Noesner, who spent three weeks on location as a technical adviser during filming, was present when most of the scenes involving his character were filmed.

“I had the chance to make a number of suggestions to both the director and Michael Shannon, who played my character,” Noesner said. “Some of them were incorporated and others were not.”

Noesner is the only FBI agent whose real name was used in the miniseries. The others were fictitious representations — mostly composites — of other agents due to limitations of permissions and legal liability. While none of the other FBI agents in the miniseries represent real people, Noesner said they accurately present key issues, challenges and conflicts within the FBI at the time.

“Much of the dialogue among FBI agents comes directly from my book,” Noesner said.

Since he was not inside the compound during the siege, Noesner said he’s not sure how accurately the Branch Davidian point of view is represented.

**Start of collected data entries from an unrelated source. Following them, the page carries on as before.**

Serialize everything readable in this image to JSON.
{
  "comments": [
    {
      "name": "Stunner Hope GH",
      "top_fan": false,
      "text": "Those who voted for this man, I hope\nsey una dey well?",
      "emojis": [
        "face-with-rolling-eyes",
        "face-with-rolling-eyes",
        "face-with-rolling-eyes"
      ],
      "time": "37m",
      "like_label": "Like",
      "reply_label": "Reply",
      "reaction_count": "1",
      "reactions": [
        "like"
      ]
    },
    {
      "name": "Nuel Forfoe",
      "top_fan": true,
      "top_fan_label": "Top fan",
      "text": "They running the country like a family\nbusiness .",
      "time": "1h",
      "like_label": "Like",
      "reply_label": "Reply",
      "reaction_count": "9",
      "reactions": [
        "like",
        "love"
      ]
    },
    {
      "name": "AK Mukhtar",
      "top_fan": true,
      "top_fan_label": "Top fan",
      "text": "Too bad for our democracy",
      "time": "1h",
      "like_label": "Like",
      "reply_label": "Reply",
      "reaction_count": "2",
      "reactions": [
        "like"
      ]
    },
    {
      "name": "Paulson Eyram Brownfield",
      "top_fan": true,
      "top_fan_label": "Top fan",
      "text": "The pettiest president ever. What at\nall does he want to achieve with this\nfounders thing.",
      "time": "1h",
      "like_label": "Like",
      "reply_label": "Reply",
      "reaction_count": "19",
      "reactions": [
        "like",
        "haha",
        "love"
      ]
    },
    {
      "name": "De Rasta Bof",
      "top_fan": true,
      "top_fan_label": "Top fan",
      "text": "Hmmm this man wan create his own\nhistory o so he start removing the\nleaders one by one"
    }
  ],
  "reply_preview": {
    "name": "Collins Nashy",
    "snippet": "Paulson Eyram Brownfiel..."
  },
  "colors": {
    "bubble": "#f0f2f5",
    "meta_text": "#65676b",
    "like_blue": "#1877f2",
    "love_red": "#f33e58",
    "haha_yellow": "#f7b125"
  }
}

“My only concern is that, in their quest to represent both sides of the story fairly, the producers may have characterized David Koresh without fully representing his darker, more manipulative side,” Noesner said.

Still, Noesner said he credits the film with accurate portrayals of himself and his wife. The producers drew heavily from his book and from conversations they had. “They even asked for old photos of Carol and the kids and the inside of our home at the time,” he said.

Almost every night he was on location in New Mexico, Noesner said he had dinner with Shannon, and the two became good friends. Noesner added that he never considered that he would be featured in a miniseries, and Shannon doesn’t try to emulate him in the film.

“He puts his own spin on the hostage negotiator character,” Noesner said. “But my words and behaviors from that time come through fairly accurately.”

There was one difference Noesner said he noticed between himself and Shannon’s portrayal. “I am a fairly upbeat guy, even during a crisis event like Waco,” he said. “Michael presents a more serious and brooding profile in keeping with the seriousness of the subject matter.”

Noesner dedicated the Westlake Cinema preview to his friend Brandon Handy, a special needs neighbor he holds weekly reading sessions with.

“Brandon patiently suffered through my book at our first read together two years ago,” Noesner said.

Following the film, Noesner answered questions from guests for more than 40 minutes. He discussed the production, his contacts with the cast and crew and his career with the FBI.

A separate pre-screening was attended by Noesner in New York on Jan. 21. He was a guest on “Megyn Kelly Today” on Jan. 22 and will appear on NPR’s “All Things Considered” on Jan. 24.

The first episode in the six-part miniseries airs Jan. 24 at 10 p.m. on the Paramount Network channel, which was formerly Spike TV.